Why I'm eating Paleo right now. Spoiler alert: It's because I'm nuts!
I just finished up a bar of Bakers chocolate that I've been working on for the past few days. Bakers chocolate, as you may remember from an unfortunate attempt to sneak sweets that occurred sometime during your childhood, carries no sugar. On its own its a little bitter. But smothered in honey it's eminently palatable.
I'm doing a kind of a sugar fast right now. It's a little like a bar of Bakers chocolate smothered in honey. A little sneaky. A little bitter.
Here's some background.
At times in my life I've been extremely restrictive in my eating. I received medical treatment for this a long time ago, back in the beautiful dark 90s when everyone was so emotional and raw, us punk generation of teenagers with NEEDS. Though I haven't had any medical problems in my adulthood, I get that not eating is sometimes less stressful than eating. I still have moments when for some unknown reason I'm paralyzed with fear over everything I put in my mouth. It's rather unhinging to experience, but a great way to lose 40 pounds of baby weight fast!
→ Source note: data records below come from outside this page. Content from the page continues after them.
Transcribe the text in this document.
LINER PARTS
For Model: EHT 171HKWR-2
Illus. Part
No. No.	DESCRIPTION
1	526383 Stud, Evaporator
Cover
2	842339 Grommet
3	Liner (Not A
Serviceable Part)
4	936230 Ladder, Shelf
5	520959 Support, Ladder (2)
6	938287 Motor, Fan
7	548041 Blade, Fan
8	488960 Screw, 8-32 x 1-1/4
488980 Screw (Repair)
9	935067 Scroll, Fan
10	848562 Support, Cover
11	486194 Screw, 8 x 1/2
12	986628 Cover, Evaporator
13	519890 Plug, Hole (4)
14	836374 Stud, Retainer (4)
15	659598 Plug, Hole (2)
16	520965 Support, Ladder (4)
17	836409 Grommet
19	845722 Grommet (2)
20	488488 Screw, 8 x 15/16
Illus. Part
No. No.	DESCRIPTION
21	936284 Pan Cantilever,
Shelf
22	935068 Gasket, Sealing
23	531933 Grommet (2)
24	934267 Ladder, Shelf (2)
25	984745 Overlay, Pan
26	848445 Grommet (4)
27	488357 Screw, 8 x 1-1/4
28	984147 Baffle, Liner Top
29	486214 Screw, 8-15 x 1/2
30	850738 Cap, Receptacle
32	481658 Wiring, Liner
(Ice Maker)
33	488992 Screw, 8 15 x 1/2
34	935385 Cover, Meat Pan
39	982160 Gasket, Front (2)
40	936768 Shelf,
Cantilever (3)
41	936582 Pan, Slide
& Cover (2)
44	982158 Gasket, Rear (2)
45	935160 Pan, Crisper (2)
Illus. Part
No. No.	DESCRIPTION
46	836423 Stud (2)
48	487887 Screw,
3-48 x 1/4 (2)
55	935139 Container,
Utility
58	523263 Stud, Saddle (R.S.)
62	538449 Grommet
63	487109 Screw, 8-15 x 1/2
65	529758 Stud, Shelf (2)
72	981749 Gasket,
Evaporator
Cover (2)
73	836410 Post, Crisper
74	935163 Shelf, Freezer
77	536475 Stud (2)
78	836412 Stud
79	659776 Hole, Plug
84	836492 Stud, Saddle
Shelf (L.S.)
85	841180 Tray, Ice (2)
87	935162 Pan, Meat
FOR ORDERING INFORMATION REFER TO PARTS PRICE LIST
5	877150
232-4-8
Most restrictive behaviors are socially acceptable, since everyone's trying to lose weight all the time. It's when my behaviors get a little odd that I start to look around me, embarrassed. You don't have to be crazy to be on a diet. You do have to be crazy to take one bite of a bagel and spit it back into your hand because you paniked mid-chew.
But if I speak of my restrictive tendencies I speak of my higher self. Anorexia is a disease of angels, and I am not one. More often I am fighting an uglier force, a sinister monster that lurks underneath my tastebuds and silently tells me to EAT EVERYTHING.
I made a vow to my younger self that I would never again vomit recreationally. It's hard to vow not to eat, though, so when things go poorly in my life, when I feel like minor stresses carry the weight of major ones or I when don't get enough sleep, I become a straight up binge eater. There is nothing pure or pretty or Catherine of Siena about eating past the point you feel ill. I know on some level this is a disease we all share, a mass condition infecting America. But in another way, a more truthful way, I think this is a desease I have alone. All by myself, in the isolation of my kitchen, this is me struggling against eternity and my complete loss of control over it.
I could do due dilligence and write down a list of trigger foods. I wish it were only chocolate chip cookies and then the solution could be simple. Unfortunately I seem able to freak out over almost anything in my kitchen. Here, for example, are some things I have eaten to excess in the past few months:
- Bread and butter
- bran cereal
- bananas
- rice cakes
- rice (and anything I make for dinner that goes on rice)
- whole wheat tortillas
- Any manner of baked good. seriously.
I say to myself "this has got to stop." I can't be running 16 miles every Saturday just to maintain my bread and butter habit. So I cringe and ask myself what these foods have in common, it's obvious that they are all high on the glycemic index. Even if I'm not eating sugar. I'm drawn to foods that quickly metabolize into sugar.
So I said, okay, let's do a sugar fast. Let's stay away from grains too, if I can. Let's see if I can push the reset button on my internal appetite.
Over the past ten days I did just that. I stopped all sugar. (okay, except the honey.) I limited myself to one real piece of bread a day, and nixed anything that came from a package. Did it work? Well, I didn't eat anything that immediately made me regret that vomiting vow. But I didn't feel a wave of heath and sanity wash over my life either. And I went through three tubs of almond butter in a week. Even just financially speaking that's not sustainable.
Plus I don't digest nuts super well. Thus bread made out of almond butter is not so much bread, as it is a recipe for a stomach ache. Then again, a piece of almond bread isn't binging, whereas three pieces of toast might be. Which is worse: moral or physical discomfort?
In the end, it's the cycle of wanting food and then fulfilling that desire that really turns my stomach. The thing that makes me human - that's what I can't stand. I don't mind having a body when I can push it to superhuman accomplishments - long runs and ten minute births and pumping breastmilk while blogging like some kind of cyborg cow. It's the bald face of my need that scares me. The thought that beneath my mature veneer I am terrifyingly animalistic. Desirous. So incredibly HUNGRY.
It would be nice if a diet could solve all this. I assume cavemen didn't experience existential crises. But I could be underestimating them.